2.22.2009

ISP :: An Inside Story


Fellow artist and blogger Pam Farrell has a very nice thing going on which she refers to as an 'interactive studio project'. She has posted on many cohorts -- including Diane McGregor, Joanne Mattera, John Tallman, Steven Alexander, Ken Weathersby -- and other interesting artists whose work I hadn't been as familiar with. Its a more intimate look into our work, and a nice way to see where our practices actually happen, and how we feel about all of that..... check it out!

2.15.2009

Color :: Obscura


Liz Doles Pinhole Camera image 4x5 inches Teotihuacan, Mexico

I recently heard from artist and friend, Liz Doles, who finds herself teaching in Nepal for the winter. Liz is a painter who also takes extraordinary photographs with a pinhole camera.

Liz Doles Digital Image Nepal, 2009

We met as fellow residents at the Vermont Studio Center last fall. I asked , "Why Nepal?", and she sent the following words and images*:

"While others may come to Asia to benefit from Ayurvedic healings, to give rein to unrestricted illegal drug use, to immerse themselves in esoteric Buddhist learning and Hindu spirituality, to shop, to ascend Earth’s highest peaks or drown in guilty sexual pleasures, I came for the color combinations.

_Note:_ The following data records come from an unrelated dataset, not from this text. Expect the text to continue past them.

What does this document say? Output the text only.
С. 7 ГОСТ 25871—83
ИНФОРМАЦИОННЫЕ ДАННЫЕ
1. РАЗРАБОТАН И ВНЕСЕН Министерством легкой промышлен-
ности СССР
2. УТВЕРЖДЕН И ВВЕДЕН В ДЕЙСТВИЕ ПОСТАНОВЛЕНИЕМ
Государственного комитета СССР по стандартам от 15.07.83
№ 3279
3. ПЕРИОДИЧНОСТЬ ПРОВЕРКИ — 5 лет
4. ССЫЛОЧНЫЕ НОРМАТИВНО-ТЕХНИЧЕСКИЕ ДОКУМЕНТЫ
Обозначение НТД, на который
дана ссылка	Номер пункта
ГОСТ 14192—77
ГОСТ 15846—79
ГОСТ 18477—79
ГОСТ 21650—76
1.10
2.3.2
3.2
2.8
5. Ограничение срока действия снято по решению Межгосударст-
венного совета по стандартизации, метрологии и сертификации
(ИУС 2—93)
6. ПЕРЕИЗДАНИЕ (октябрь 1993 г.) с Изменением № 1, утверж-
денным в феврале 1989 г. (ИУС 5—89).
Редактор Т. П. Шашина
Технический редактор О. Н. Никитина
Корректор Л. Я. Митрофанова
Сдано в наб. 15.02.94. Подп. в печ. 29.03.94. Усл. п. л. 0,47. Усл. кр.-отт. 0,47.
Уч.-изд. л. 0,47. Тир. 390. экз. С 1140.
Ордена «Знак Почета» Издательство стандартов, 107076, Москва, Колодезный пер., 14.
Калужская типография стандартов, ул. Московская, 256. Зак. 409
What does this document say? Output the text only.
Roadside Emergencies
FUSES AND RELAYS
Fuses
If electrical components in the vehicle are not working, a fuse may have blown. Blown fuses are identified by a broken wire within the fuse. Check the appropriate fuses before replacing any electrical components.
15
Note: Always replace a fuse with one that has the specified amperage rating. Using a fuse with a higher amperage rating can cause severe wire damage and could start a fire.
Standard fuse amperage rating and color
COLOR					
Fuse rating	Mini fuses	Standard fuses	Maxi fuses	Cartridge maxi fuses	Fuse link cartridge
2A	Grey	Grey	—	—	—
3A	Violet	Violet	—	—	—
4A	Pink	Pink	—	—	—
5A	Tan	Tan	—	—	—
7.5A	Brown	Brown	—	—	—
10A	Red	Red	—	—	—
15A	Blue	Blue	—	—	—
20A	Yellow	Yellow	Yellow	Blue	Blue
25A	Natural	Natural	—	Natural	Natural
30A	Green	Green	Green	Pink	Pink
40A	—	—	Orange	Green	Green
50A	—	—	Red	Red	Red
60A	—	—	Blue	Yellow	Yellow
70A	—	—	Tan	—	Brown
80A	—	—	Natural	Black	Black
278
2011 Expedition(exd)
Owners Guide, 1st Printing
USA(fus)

Liz Doles Pinhole Camera image 4x5 inches Teotihuacan, Mexico

Crushing color in landscapes of fabulous filth. The extraordinarily brilliant dress of the most ordinary Indian and Nepali women.

 

Liz Doles Digital Image Nepal, 2009

When I walked into the classroom in the monastery and saw its robin’s egg blue walls and crimson doors awash in winter sunlight, the young monks, their lithe, adolescent male bodies draped in maroon, their brown Newari faces with chiseled cheeks and chins, their dewy eyes and plump little pillow lips, Hollywood white dentition and cropped black tonsures, seated erect at benches that extended in parallel rows to the back of the classroom, I fell in love."

Liz Doles Digital Image Nepal, 2009

A pinhole camera is very simple: it is a light-proof box with a small hole in one side, no lens and a single, tiny aperture. Light passes through this single point and projects an inverted image on the opposite side of the box. The camera's shutter is manually operated and consists of a flap of light-proof material to cover and uncover the pinhole. Typical exposures range from 5 seconds to hours and sometimes days.

Though slow shutter speed may make for a typically lesser defined image, there is nothing at all obscure about Liz' color. The opposing tension of richness of hue and subtlety of line is very intriguing.

Thanks, Liz.


* The pinhole camera images I have included are not from Nepal as Liz has not been able to travel to Beijing to have her film developed. She sent these more traditional Nepalese digitals of her experience, which when pared with the pinhole images from Mexico, illustrate well the impact the culture, and color, is making on her.